The reaction conditions were set at 25 °C, and the total gas flow was kept at 1.5 L min⁻¹. Ozone generated from a low-pressure mercury lamp was kept at a concentration of 40 ± 2 ppm. RH was controlled by bubbling air into deionized water. The ozone removal rate of catalysts was evaluated using a self-made device. Furthermore, 100 mg of catalyst was dispersed in 10 mL of deionized water and stirred until a suspension was formed. This was then dispersed on a melamine sponge with a size of ∅4 × 4 cm and dried at 60 °C for 24 h. The sponge was placed into the pipe ∅3 for test. The inlet and outlet concentrations, C_in and C_out, respectively, were measured using an ozone detector (model 106L, 2B Technologies). Finally, the ozone removal rate was calculated using eqn (1):

Ozone removal rate = 100% × (C_in − C_out)/C_in (1)

where C_in (ppm) and C_out (ppm) are the initial and final ozone concentrations, respectively.

Theoretical calculation method

Density functional theory (DFT) calculations were undertaken using the Cambridge Sequential Total Energy Package program²⁵ using a planewave pseudopotential approach with a cutoff energy of 380 eV. The NiCH cell with k-points of 2 × 2 × 1 was employed for the pristine sample and a vacuum slab of 15 Å. All calculation models were optimized with force and energy thresholds of 0.05 eV Å⁻¹ and 1 × 10⁻⁵ eV, respectively. The main aim of this calculation was to provide an understanding of the adsorption abilities of NiCH and NiCH–rGO and determine the most possible adsorption site and active site for ozone decomposition. The adsorption energy was evaluated using eqn (2):

E_ad = E_{(composite+adsorbate)} − E_(composite) − E_(adsorbate) (2)
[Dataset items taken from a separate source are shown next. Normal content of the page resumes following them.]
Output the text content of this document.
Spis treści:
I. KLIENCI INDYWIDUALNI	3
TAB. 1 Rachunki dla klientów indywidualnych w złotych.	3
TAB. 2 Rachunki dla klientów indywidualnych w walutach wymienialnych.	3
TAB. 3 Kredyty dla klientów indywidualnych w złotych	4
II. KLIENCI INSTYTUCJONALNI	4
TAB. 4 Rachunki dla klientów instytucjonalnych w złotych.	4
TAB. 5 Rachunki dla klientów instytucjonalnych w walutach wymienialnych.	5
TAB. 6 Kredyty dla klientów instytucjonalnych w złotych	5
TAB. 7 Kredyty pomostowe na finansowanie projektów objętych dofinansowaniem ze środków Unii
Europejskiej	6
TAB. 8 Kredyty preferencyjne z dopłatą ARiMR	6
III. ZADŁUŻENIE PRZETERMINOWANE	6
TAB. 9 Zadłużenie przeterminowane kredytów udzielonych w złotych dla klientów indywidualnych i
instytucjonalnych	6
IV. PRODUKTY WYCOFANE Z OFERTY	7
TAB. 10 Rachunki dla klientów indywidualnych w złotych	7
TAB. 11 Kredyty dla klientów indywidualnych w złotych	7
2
E_{(composite+adsorbate)} represents the total energy of each sample and adsorbate molecules (O₃, O₂, or H₂O).

Results and discussion

Catalytic performance

The structure of NiCH before and after the addition of GO was analyzed using XRD (Fig. 2a). The peaks at 17.5°, 49.6°, and 60.5° could be assigned to the (1 2 0), (2 6 0), and (5 2 1) facets, respectively. In addition, there is an obvious wide peak at approximately 35°, which may have resulted due to low crystallinity of the samples. Moreover, for pure rGO, the wide peak near 22° is due to doping of nitrogen in rGO.²⁶ No diffraction peaks relevant to rGO could be observed, which probably resulted from the low content or being completely encased in NiCH.^26–29 All obtained samples have same diffraction peaks, corresponding to NiCH (Nullaginite, PDF#35-0501, Fig. 2a), which means that the crystalline phase was maintained during the treatment. To confirm the influence of processing on the catalytic activity of the samples, we used a self-made device to detect their activity. Then, the catalytic performance of the prepared samples was evaluated via the degradation of air pollutant ozone at 40 ppm. We found that when RH was <10%, all samples could remove ozone efficiently within 30 min (Fig. 2b). With the rGO/NiCH mass ratio range 0–25%, catalytic activity first dropped rapidly and then became steady approximately at 80% RH. After the addition of 10 wt% rGO, catalytic performance significantly improved in a high-humidity environment, and the ozone removal rate increased from 70% to 99% compared to pure NiCH (Fig. 2c), indicating that the catalytic activity was enhanced. Pure rGO does not exhibit catalytic activity (Fig. 2d), which demonstrates that rGO may be a supporting material or that a synergistic effect between rGO and NiCH yields improved ozone degradation efficiency of NiCH. Moreover, the structure of the material before and after the reaction did not change noticeably, illustrating that the structure of the material is stable (Fig. S1, ESI†).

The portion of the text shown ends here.